He further stated that it was not within the knowledge of any of the other
employees as to whether a demand of bribe had been made or that PWs.1 and 2
were doing the follow up towards the payment of the bill. This statement
completely belies the evidence of PW1 who deposed that after the DSP had asked
him to bring the bribe amount to be passed over during the trap, he had
returned to his office and asked the other employees to make a contribution
towards that fund but they had told him that as they had no cash in hand, he
should advance the amount from his own resources which would be re-imbursed at
a later stage. There 8 is yet another extremely relevant circumstance. As per
the evidence of PW3, PW2 was to give a signal after the money had been handed
over but as this was not done Constable Satyanarayana had been deputed by the
DSP to go to the office and find out as to what had transpired. Satyanarayna
apparently returned after few minutes and told the DSP that the money had been
passed over and the raid was then carried out. As noted by the trial court, and
completely ignored by the High Court, Satyanarayana was not even examined as a
witness. There is, in this situation, no witness other than PW.1 to the passing
over of the tainted money.
It also
appears from the evidence that there was apparent rivalry between the parties.

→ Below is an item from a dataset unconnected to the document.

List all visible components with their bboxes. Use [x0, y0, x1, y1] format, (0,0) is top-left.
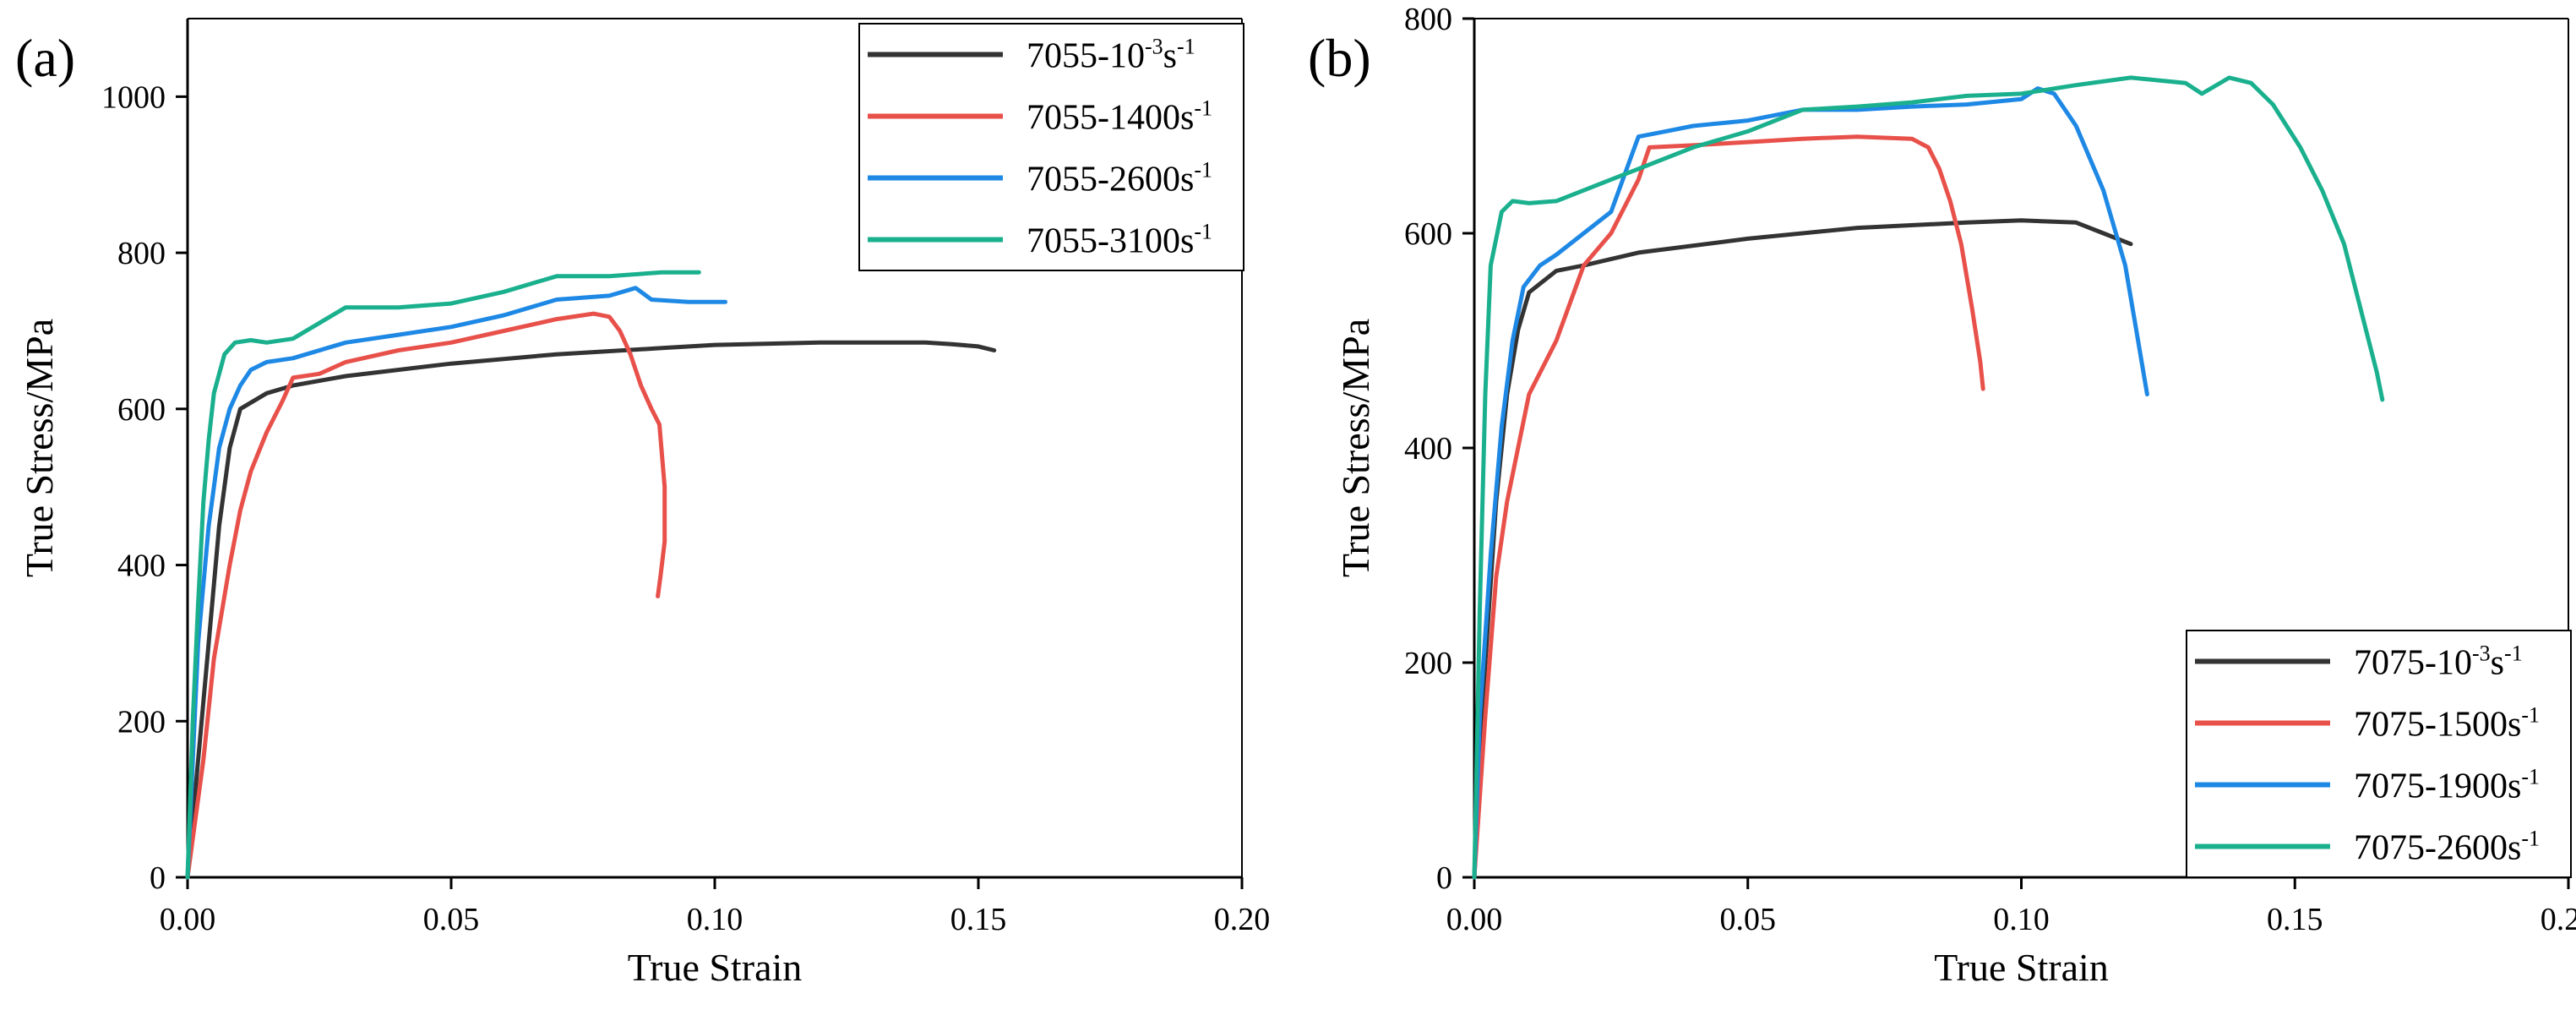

As already noted above PW1 had admitted that Prasad had taken a loan from the
appellant in the month of April 1991 and in the month of May 1991 when the
appellant's brothers had demanded the repayment an altercation had ensued. The
matter does not end here. PW1 admitted that he was a member of the Telangana
Non-Gazetted Officers' Employees Association and that this association was
divided into two groups, one led by 9 Krishnareddy and the other by Sathireddy
and whereas he belonged to the group of the former the appellant belonged to
the latter group. He further testified that elections to the association had
been held in January 1991 i.e. shortly before this incident when he, along with
several other members of his group, had gone to the appellant and had asked him
to support Krishnareddy which request had been declined by him and that it was
the Sathireddy group which was successful, with the appellant also being
elected the Joint Secretary. We find from the evidence that the fact that there
seemed to be substantial rancour between PW1 and appellant is supported by the
evidence of PW1 himself. It appears to us that this was a crucial factor and
was the reason for the concoction of a false story using the excuse of the
repayment of the loan as a means of reaching the appellant on the vital day.
10 We
accordingly, allow this appeal, set aside the judgment of the High Court and
restore that of the trial court and order the appellant's acquittal. The
appellant is on bail; his bail bonds shall stand discharged.
....................................J. (Harjit Singh Bedi)
.....................................J.